As for the 2018 forum, Nuqat looked elsewhere, and decided to take a different step concerning where the event would be held thus looked into the Sheikh Jaber Al Ahmad Cultural Centre, the recently opened Culture House/Opera House in Kuwait, JACC provides a space for dialogue to share and showcase skills and knowledge, giving younger voices a forum in which to speak. The cultural centre is a platform for educational and cultural exchange; moreover, it functions as an influential entertainment and culture powerhouse and productive space for the region.

Cultural programming
 
Nuqat regularly organizes art and design competitions, film screenings, exhibitions and other cultural events. In conjunction with 29Letters, a type foundry based in Beirut, Nuqat hosted the first annual Hourouf competition in 2014. Hourouf aims to identify in its pool of applicants new bilingual type designs in Arabic and Latin.
 
Amongst the films screened by Nuqat are Schehrezade's Diary by Zeina Daccache and short films by Kuwaiti directors including Dinosaur by Meqdad Al Kout.

Conferences 
Nuqat conferences invite regional and international thought leaders to participate in a curated form of talks, panel discussions, workshops and cultural events that are open to the public.

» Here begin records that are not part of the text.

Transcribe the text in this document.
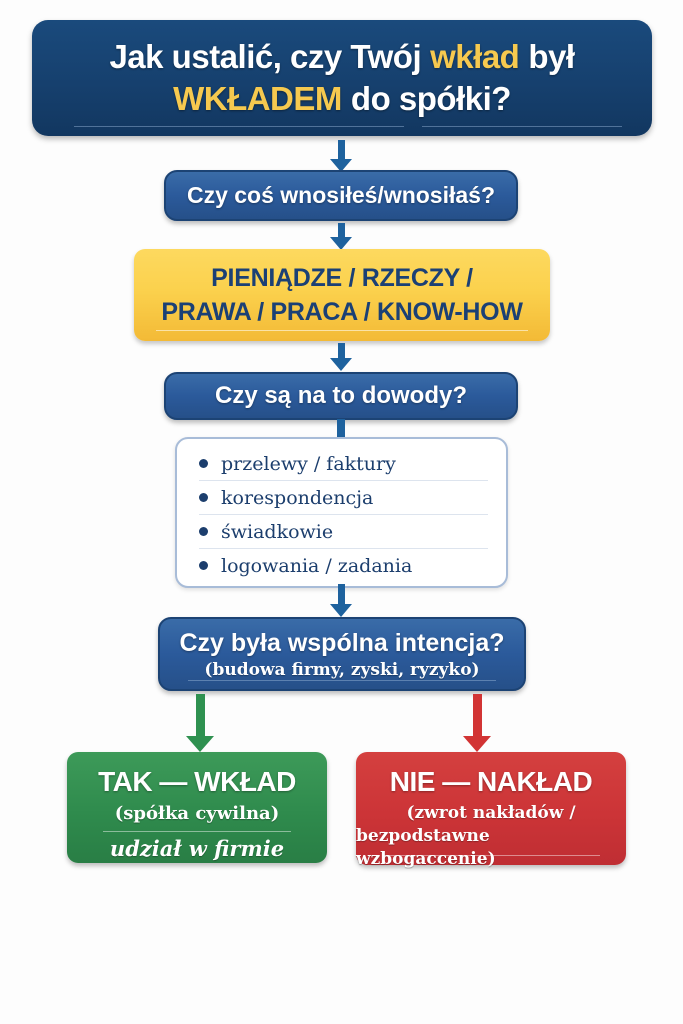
Jak ustalić, czy Twój wkład był
WKŁADEM do spółki?
Czy coś wnosiłeś/wnosiłaś?
PIENIĄDZE / RZECZY /
PRAWA / PRACA / KNOW-HOW
Czy są na to dowody?
przelewy / faktury
korespondencja
świadkowie
logowania / zadania
Czy była wspólna intencja?
(budowa firmy, zyski, ryzyko)
TAK — WKŁAD
(spółka cywilna)
udział w firmie
NIE — NAKŁAD
(zwrot nakładów /
bezpodstawne wzbogaccenie)
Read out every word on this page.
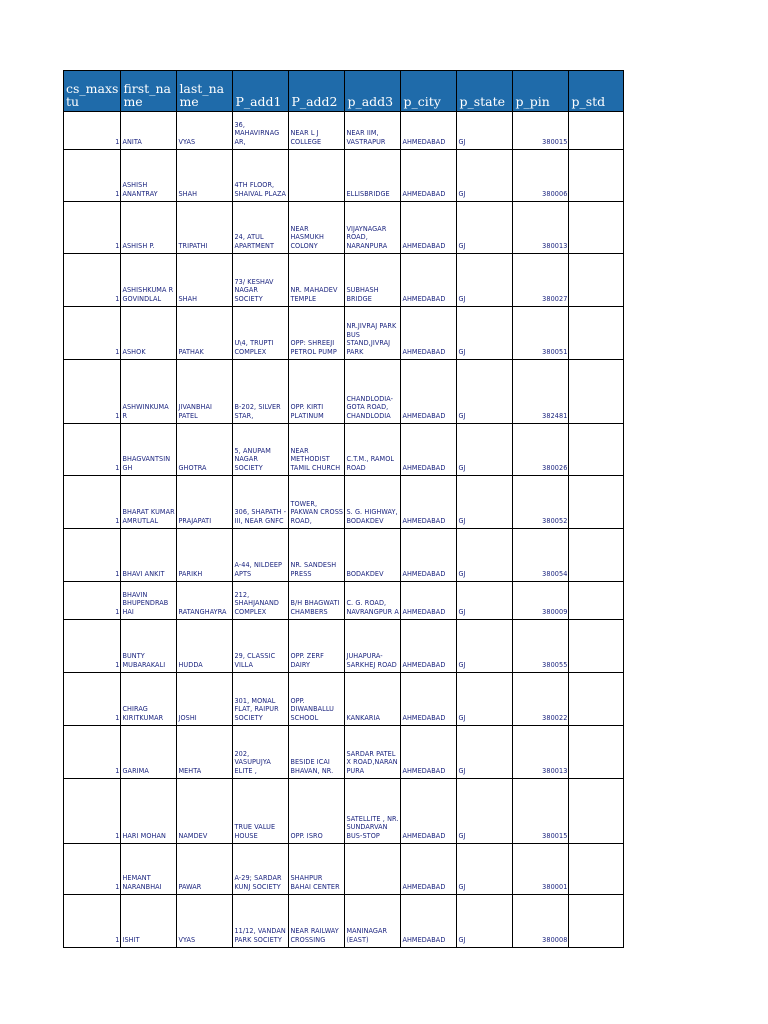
cs_maxs tu	first_na me	last_na me	P_add1	P_add2	p_add3	p_city	p_state	p_pin	p_std

1	ANITA	VYAS	36, MAHAVIRNAG AR,	NEAR L J COLLEGE	NEAR IIM, VASTRAPUR	AHMEDABAD	GJ	380015	

1	ASHISH ANANTRAY	SHAH	4TH FLOOR, SHAIVAL PLAZA		ELLISBRIDGE	AHMEDABAD	GJ	380006	

1	ASHISH P.	TRIPATHI	24, ATUL APARTMENT	NEAR HASMUKH COLONY	VIJAYNAGAR ROAD, NARANPURA	AHMEDABAD	GJ	380013	

1	ASHISHKUMA R GOVINDLAL	SHAH	73/ KESHAV NAGAR SOCIETY	NR. MAHADEV TEMPLE	SUBHASH BRIDGE	AHMEDABAD	GJ	380027	

1	ASHOK	PATHAK	U\4, TRUPTI COMPLEX	OPP: SHREEJI PETROL PUMP	NR.JIVRAJ PARK BUS STAND,JIVRAJ PARK	AHMEDABAD	GJ	380051	

1	ASHWINKUMA R	JIVANBHAI PATEL	B-202, SILVER STAR,	OPP. KIRTI PLATINUM	CHANDLODIA- GOTA ROAD, CHANDLODIA	AHMEDABAD	GJ	382481	

1	BHAGVANTSIN GH	GHOTRA	5, ANUPAM NAGAR SOCIETY	NEAR METHODIST TAMIL CHURCH	C.T.M., RAMOL ROAD	AHMEDABAD	GJ	380026	

1	BHARAT KUMAR AMRUTLAL	PRAJAPATI	306, SHAPATH - III, NEAR GNFC	TOWER, PAKWAN CROSS ROAD,	S. G. HIGHWAY, BODAKDEV	AHMEDABAD	GJ	380052	

1	BHAVI ANKIT	PARIKH	A-44, NILDEEP APTS	NR. SANDESH PRESS	BODAKDEV	AHMEDABAD	GJ	380054	

1	BHAVIN BHUPENDRAB HAI	RATANGHAYRA	212, SHAHJANAND COMPLEX	B/H BHAGWATI CHAMBERS	C. G. ROAD, NAVRANGPUR A	AHMEDABAD	GJ	380009	

1	BUNTY MUBARAKALI	HUDDA	29, CLASSIC VILLA	OPP. ZERF DAIRY	JUHAPURA- SARKHEJ ROAD	AHMEDABAD	GJ	380055	

1	CHIRAG KIRITKUMAR	JOSHI	301, MONAL FLAT, RAIPUR SOCIETY	OPP. DIWANBALLU SCHOOL	KANKARIA	AHMEDABAD	GJ	380022	

1	GARIMA	MEHTA	202, VASUPUJYA ELITE ,	BESIDE ICAI BHAVAN, NR.	SARDAR PATEL X ROAD,NARAN PURA	AHMEDABAD	GJ	380013	

1	HARI MOHAN	NAMDEV	TRUE VALUE HOUSE	OPP. ISRO	SATELLITE , NR. SUNDARVAN BUS-STOP	AHMEDABAD	GJ	380015	

1	HEMANT NARANBHAI	PAWAR	A-29; SARDAR KUNJ SOCIETY	SHAHPUR BAHAI CENTER		AHMEDABAD	GJ	380001	

1	ISHIT	VYAS	11/12, VANDAN PARK SOCIETY	NEAR RAILWAY CROSSING	MANINAGAR (EAST)	AHMEDABAD	GJ	380008	
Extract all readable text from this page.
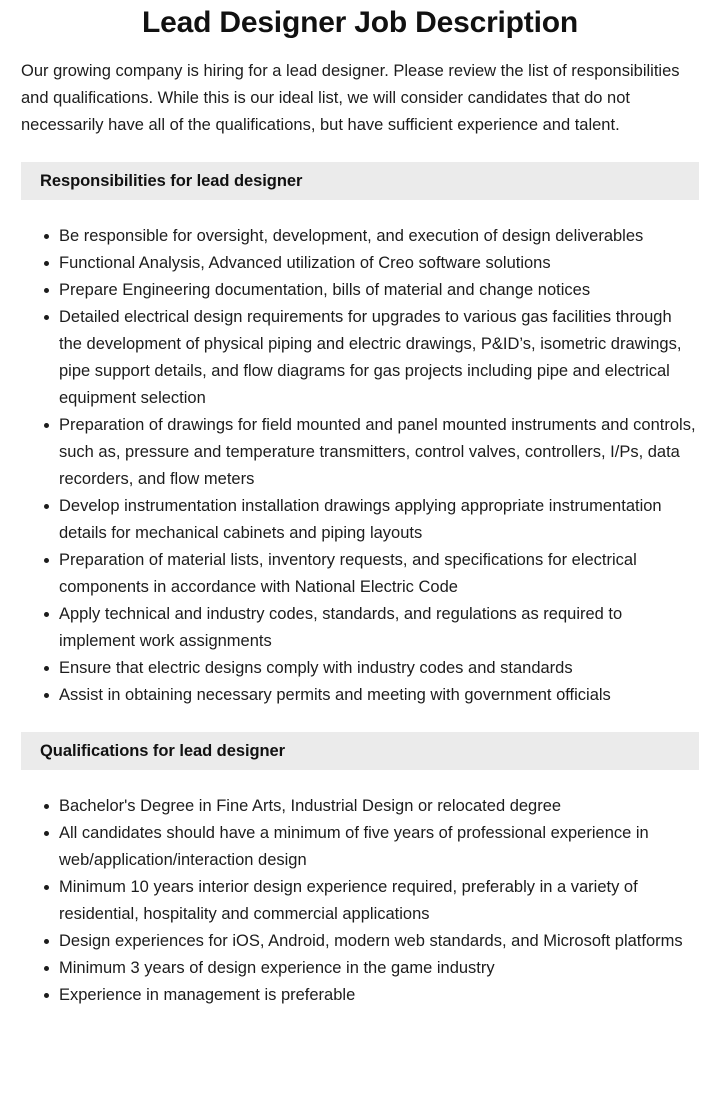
Lead Designer Job Description

Our growing company is hiring for a lead designer. Please review the list of responsibilities and qualifications. While this is our ideal list, we will consider candidates that do not necessarily have all of the qualifications, but have sufficient experience and talent.

Responsibilities for lead designer
Be responsible for oversight, development, and execution of design deliverables
Functional Analysis, Advanced utilization of Creo software solutions
Prepare Engineering documentation, bills of material and change notices
Detailed electrical design requirements for upgrades to various gas facilities through the development of physical piping and electric drawings, P&ID’s, isometric drawings, pipe support details, and flow diagrams for gas projects including pipe and electrical equipment selection
Preparation of drawings for field mounted and panel mounted instruments and controls, such as, pressure and temperature transmitters, control valves, controllers, I/Ps, data recorders, and flow meters
Develop instrumentation installation drawings applying appropriate instrumentation details for mechanical cabinets and piping layouts
Preparation of material lists, inventory requests, and specifications for electrical components in accordance with National Electric Code
Apply technical and industry codes, standards, and regulations as required to implement work assignments
Ensure that electric designs comply with industry codes and standards
Assist in obtaining necessary permits and meeting with government officials
Qualifications for lead designer
Bachelor's Degree in Fine Arts, Industrial Design or relocated degree
All candidates should have a minimum of five years of professional experience in web/application/interaction design
Minimum 10 years interior design experience required, preferably in a variety of residential, hospitality and commercial applications
Design experiences for iOS, Android, modern web standards, and Microsoft platforms
Minimum 3 years of design experience in the game industry
Experience in management is preferable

Each conference is meant to explore a central idea.

Exploration Sessions (Nuqat On Tour) 
In 2016, Nuqat ran the annual conference under the topic "Powering the Creative Economy".

Simultaneously, Nuqat held a pilot series of Exploration Sessions in 2016 which looked at the following three topics: "Architecture and Urbanism", "Design Deficit in the Gulf" and "Funding the Creative Economy". These sessions bought together architects, academics, artists, writers, investors, designers and innovative thinkers to stimulate conversation and create a multi-dimensional understanding of the prevalent issues within three different fields.  Following from this analysis, actionable steps were outlined and published in a report by Nuqat.

Educational programs

Workshops 
Since 2009 Nuqat has offered dozens of workshops in a variety of practical and theoretical art and design subjects.  Studio Nuqat is a series of workshops and events offered by Nuqat. Nuqat provides skills building and industry immersion opportunities for teams and individuals (including students, professionals and hobbyists). The objective of Studio Nuqat is to provide a creative outlet that in turn serves to develop the creative capacities, vocational skills and networks of its participants. Studio Nuqat serves as a form of alternative learning as well as a continuing education platform.

Nuqat's street art workshop have led to public art interventions in Mubarakiya district and on the Sheraton roundabout at the heart of Kuwait City. Nuqat is currently offering a course series in photography, design and entrepreneurship.

Zain-Nuqat IN•DIG•GO 
In 2017, Nuqat went into partnership with Zain Group, the leading mobile telecom innovator in eight markets across the Middle East and Africa. Together, the two organisations are set to introduce a development initiative dubbed IN•DIG•GO, which is an alternative thematic-based educational program for children between the ages of 6 and 11 years. The program is aimed at strengthening the understanding of the participants, expanding their knowledge, and developing their soft and learning skills. The program is the first-of-its-kinds in the region and will be initially launched as a pilot supporting children of Zain employees in Kuwait. This pilot will act as a learning platform for all stakeholders and then after the intention is to roll out the program on a larger scale.

Partnerships
 
Nuqat workshops have received many different sponsors. In 2014 Jazeera Airways and IKEA provided materials and support for workshops in which participants created designs for the airlines and the furniture giant. In 2015, Alghanim industries sponsored Dr. Amar Behbehani's workshop "Innovative Entrepreneurship: A Creative Process" and Elevation Burger sponsored Wajha's workshop 'Social Design | Fi Al Wajha'.